We report a rare case of bilateral hearing loss and diffuse alveolar hemorrhage associated with microscopic polyangitis (MPA). A 75-year-old woman complained of hearing loss. Two months later, she was admitted due to rapidly progressing dyspnea. Chest radiography and CT scan showed diffuse bilateral consolidations. Mechanical ventilation was required for respiratory insufficiency. Laboratory data demonstrated anemia and renal failure. Steroid pulse therapy and antibiotics were initiated. On day 2, bronchoalveolar lavage showed fresh blood-like fluid, which suggested diffuse alveolar hemorrhage (DAH). Serum level of myeloperoxidase-antineutrophil cytoplasmic antibody (MPO-ANCA) was elevated.
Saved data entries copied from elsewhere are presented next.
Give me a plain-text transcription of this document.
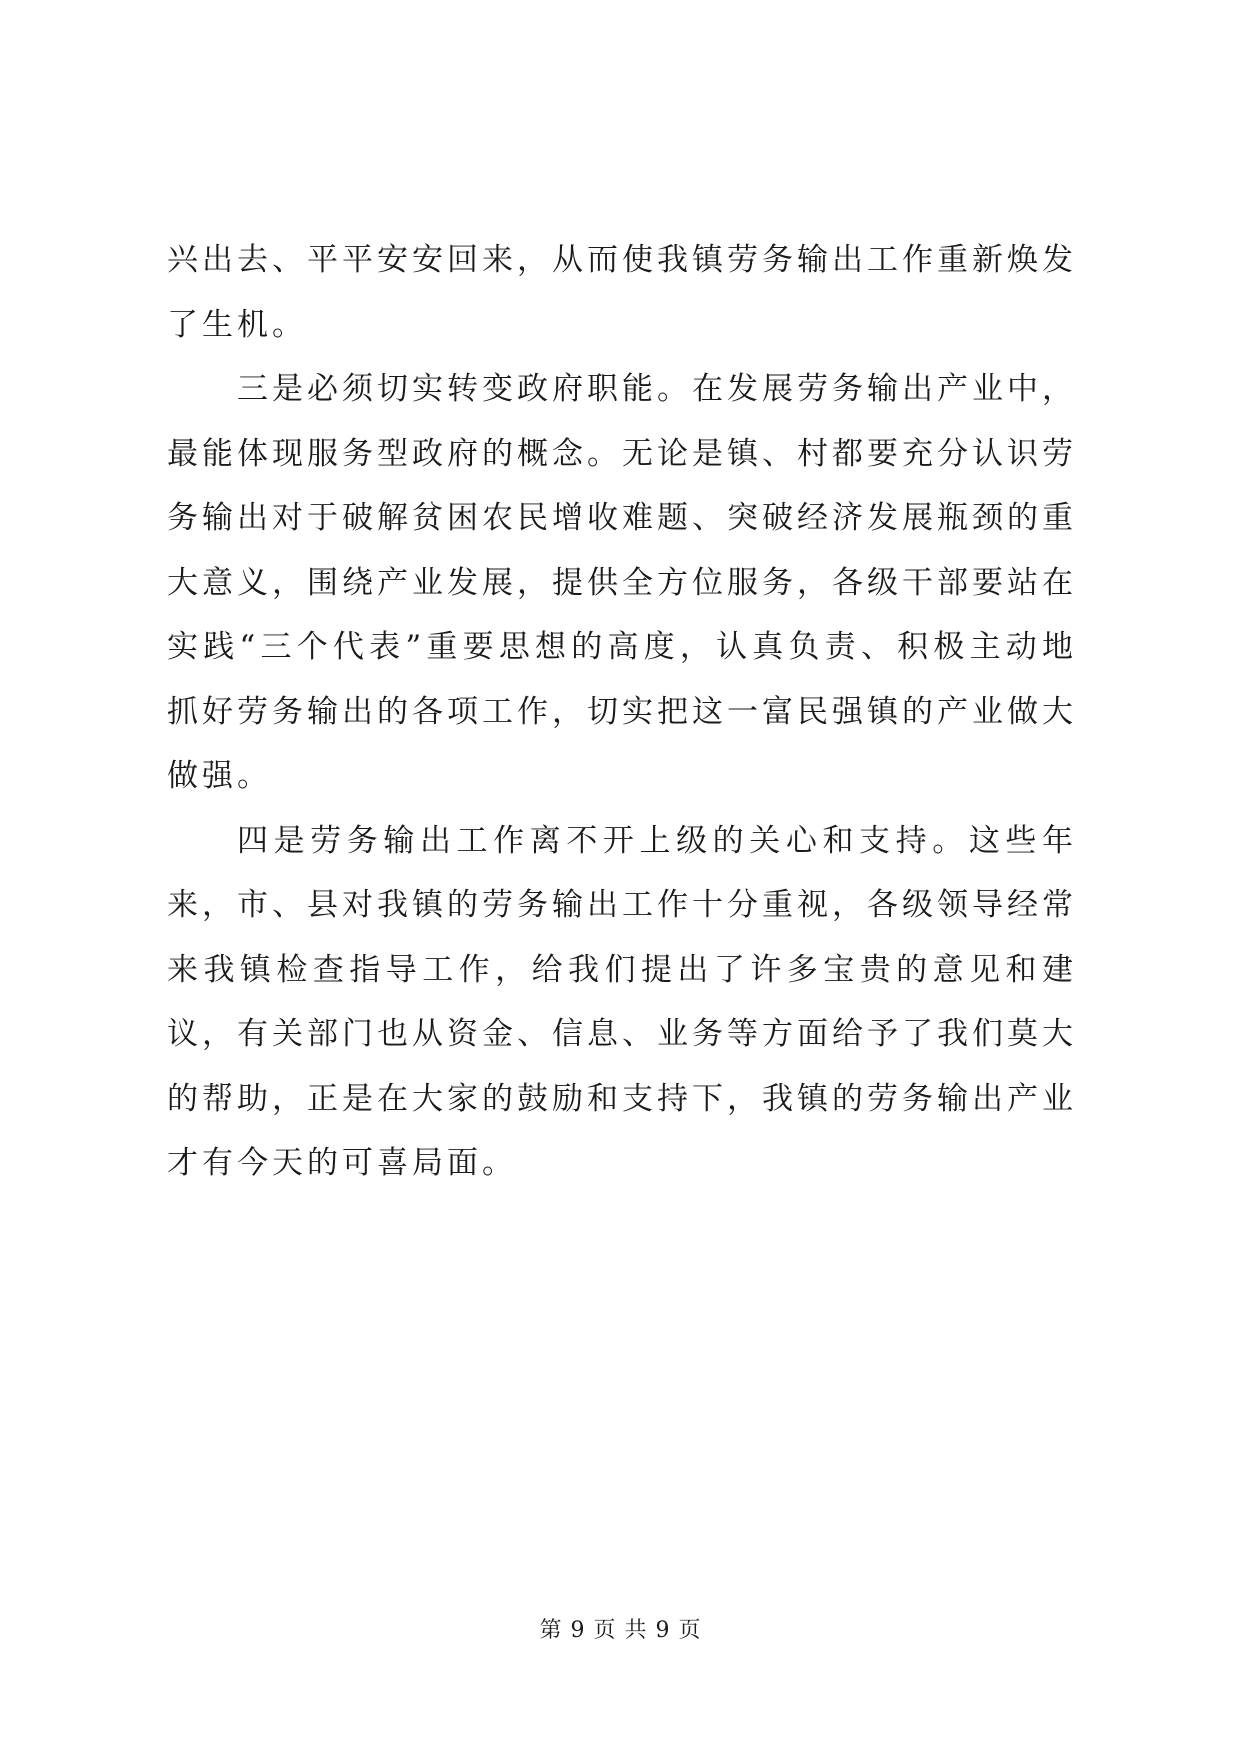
兴出去、平平安安回来，从而使我镇劳务输出工作重新焕发了生机。

三是必须切实转变政府职能。在发展劳务输出产业中，最能体现服务型政府的概念。无论是镇、村都要充分认识劳务输出对于破解贫困农民增收难题、突破经济发展瓶颈的重大意义，围绕产业发展，提供全方位服务，各级干部要站在实践“三个代表”重要思想的高度，认真负责、积极主动地抓好劳务输出的各项工作，切实把这一富民强镇的产业做大做强。

四是劳务输出工作离不开上级的关心和支持。这些年来，市、县对我镇的劳务输出工作十分重视，各级领导经常来我镇检查指导工作，给我们提出了许多宝贵的意见和建议，有关部门也从资金、信息、业务等方面给予了我们莫大的帮助，正是在大家的鼓励和支持下，我镇的劳务输出产业才有今天的可喜局面。

第 9 页 共 9 页
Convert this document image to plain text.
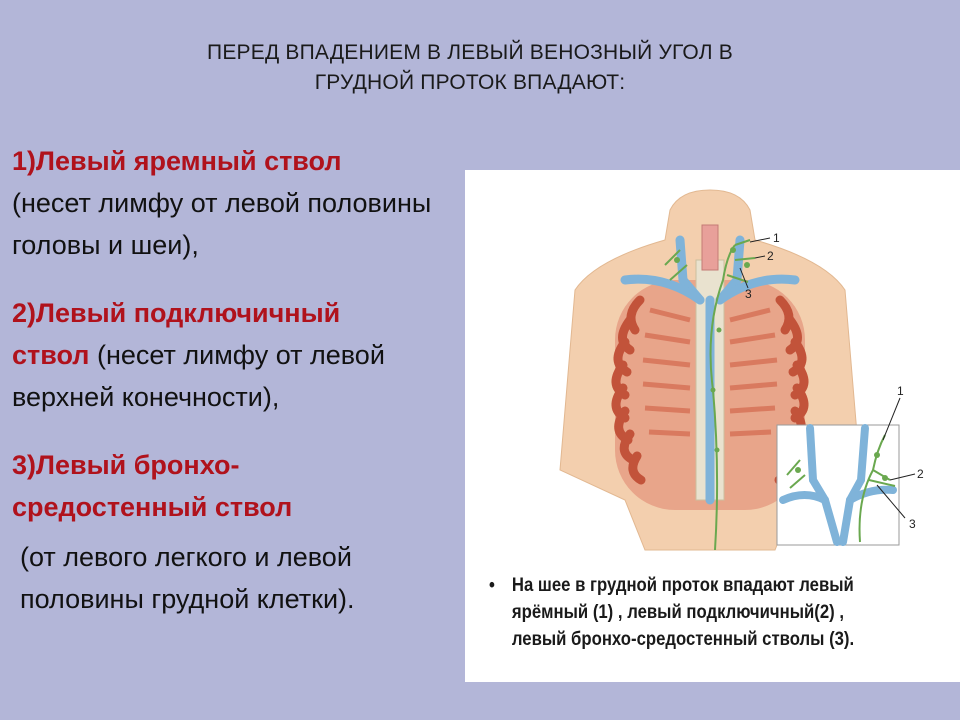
ПЕРЕД ВПАДЕНИЕМ В ЛЕВЫЙ ВЕНОЗНЫЙ УГОЛ В
ГРУДНОЙ ПРОТОК ВПАДАЮТ:
1)Левый яремный ствол
(несет лимфу от левой половины головы и шеи),
2)Левый подключичный
ствол (несет лимфу от левой верхней конечности),
3)Левый бронхо-
средостенный ствол
(от левого легкого и левой половины грудной клетки).
1
2
3
1
2
3
• На шее в грудной проток впадают левый ярёмный (1) , левый подключичный(2) , левый бронхо-средостенный стволы (3).
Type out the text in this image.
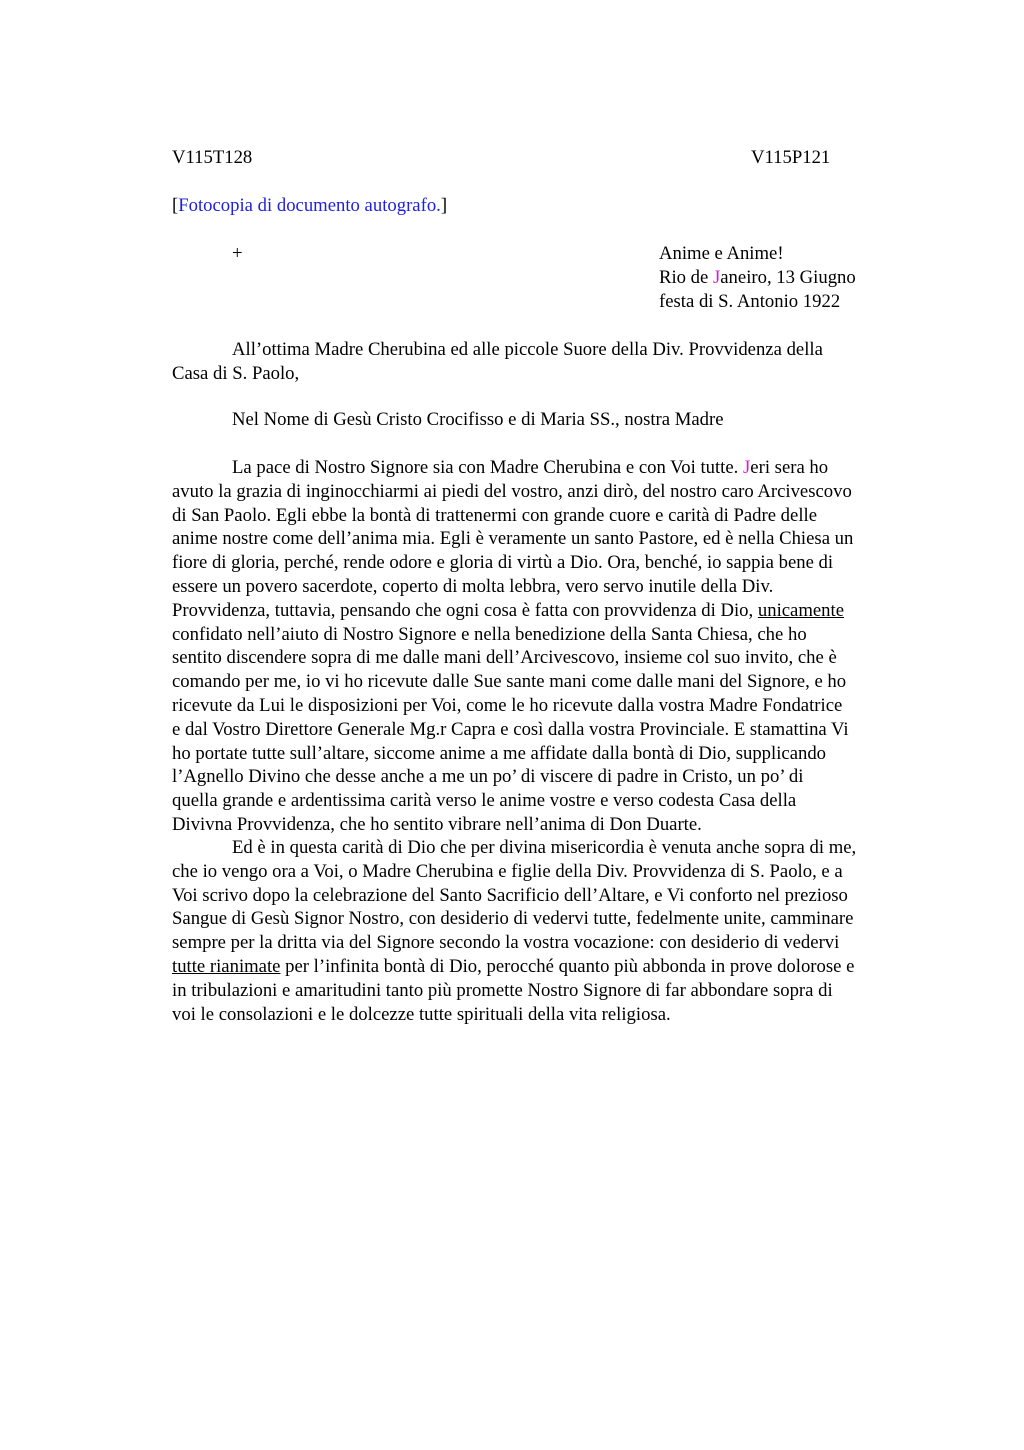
V115T128	V115P121
[Fotocopia di documento autografo.]
+	Anime e Anime!
Rio de Janeiro, 13 Giugno
festa di S. Antonio 1922
All’ottima Madre Cherubina ed alle piccole Suore della Div. Provvidenza della
Casa di S. Paolo,
Nel Nome di Gesù Cristo Crocifisso e di Maria SS., nostra Madre
La pace di Nostro Signore sia con Madre Cherubina e con Voi tutte. Jeri sera ho
avuto la grazia di inginocchiarmi ai piedi del vostro, anzi dirò, del nostro caro Arcivescovo
di San Paolo. Egli ebbe la bontà di trattenermi con grande cuore e carità di Padre delle
anime nostre come dell’anima mia. Egli è veramente un santo Pastore, ed è nella Chiesa un
fiore di gloria, perché, rende odore e gloria di virtù a Dio. Ora, benché, io sappia bene di
essere un povero sacerdote, coperto di molta lebbra, vero servo inutile della Div.
Provvidenza, tuttavia, pensando che ogni cosa è fatta con provvidenza di Dio, unicamente
confidato nell’aiuto di Nostro Signore e nella benedizione della Santa Chiesa, che ho
sentito discendere sopra di me dalle mani dell’Arcivescovo, insieme col suo invito, che è
comando per me, io vi ho ricevute dalle Sue sante mani come dalle mani del Signore, e ho
ricevute da Lui le disposizioni per Voi, come le ho ricevute dalla vostra Madre Fondatrice
e dal Vostro Direttore Generale Mg.r Capra e così dalla vostra Provinciale. E stamattina Vi
ho portate tutte sull’altare, siccome anime a me affidate dalla bontà di Dio, supplicando
l’Agnello Divino che desse anche a me un po’ di viscere di padre in Cristo, un po’ di
quella grande e ardentissima carità verso le anime vostre e verso codesta Casa della
Divivna Provvidenza, che ho sentito vibrare nell’anima di Don Duarte.
Ed è in questa carità di Dio che per divina misericordia è venuta anche sopra di me,
che io vengo ora a Voi, o Madre Cherubina e figlie della Div. Provvidenza di S. Paolo, e a
Voi scrivo dopo la celebrazione del Santo Sacrificio dell’Altare, e Vi conforto nel prezioso
Sangue di Gesù Signor Nostro, con desiderio di vedervi tutte, fedelmente unite, camminare
sempre per la dritta via del Signore secondo la vostra vocazione: con desiderio di vedervi
tutte rianimate per l’infinita bontà di Dio, perocché quanto più abbonda in prove dolorose e
in tribulazioni e amaritudini tanto più promette Nostro Signore di far abbondare sopra di
voi le consolazioni e le dolcezze tutte spirituali della vita religiosa.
Therefore, DAH and rapidly progressive glomerulonephritis associated with MPA were diagnosed. Treatment was also performed with cyclophosphamide pulse therapy and plasmapheresis. Her pulmonary lesion improved dramatically. We emphasize the effectiveness of bronchoalveolar lavage for prompt and accurate diagnoses. Moreover, this case report also suggests that early cyclophosphamide therapy and plasmapheresis may be an effective treatment for MPA with diffuse alveolar hemorrhage. In contrast, hearing loss did not improve after therapy. Some cases reported hearing loss as a rare symptom of MPA. We also suspect that hearing loss may be a complication of MPA. We reported this case because there has been no description of hearing loss accompanying DAH associated with MPA.

摘要

我们报告一例罕见的与显微镜下多血管炎(MPA)相关的双侧听力丧失和弥漫性肺泡出血病例。一名75岁女性主诉听力丧失。两个月后,她因呼吸困难迅速加重而入院。胸部X线和CT扫描显示双侧弥漫性实变。因呼吸功能不全需要机械通气。实验室检查显示贫血和肾衰竭。开始给予类固醇冲击治疗和抗生素治疗。第2天,支气管肺泡灌洗显示出类似新鲜血液的液体,提示弥漫性肺泡出血(DAH)。髓过氧化物酶抗中性粒细胞胞浆抗体(MPO-ANCA)血清水平升高。因此,诊断为与MPA相关的DAH和快速进展性肾小球肾炎。同时还进行了环磷酰胺冲击治疗和血浆置换。她的肺部病变显著改善。我们强调支气管肺泡灌洗对于快速准确诊断的有效性。此外,本病例报告还表明,早期环磷酰胺治疗和血浆置换可能是治疗伴有弥漫性肺泡出血的MPA的有效方法。相比之下,治疗后听力丧失并未改善。一些病例报告听力丧失是MPA的罕见症状。我们还怀疑听力丧失可能是MPA的一种并发症。我们报告此病例是因为此前尚无关于与MPA相关的DAH伴发听力丧失的描述。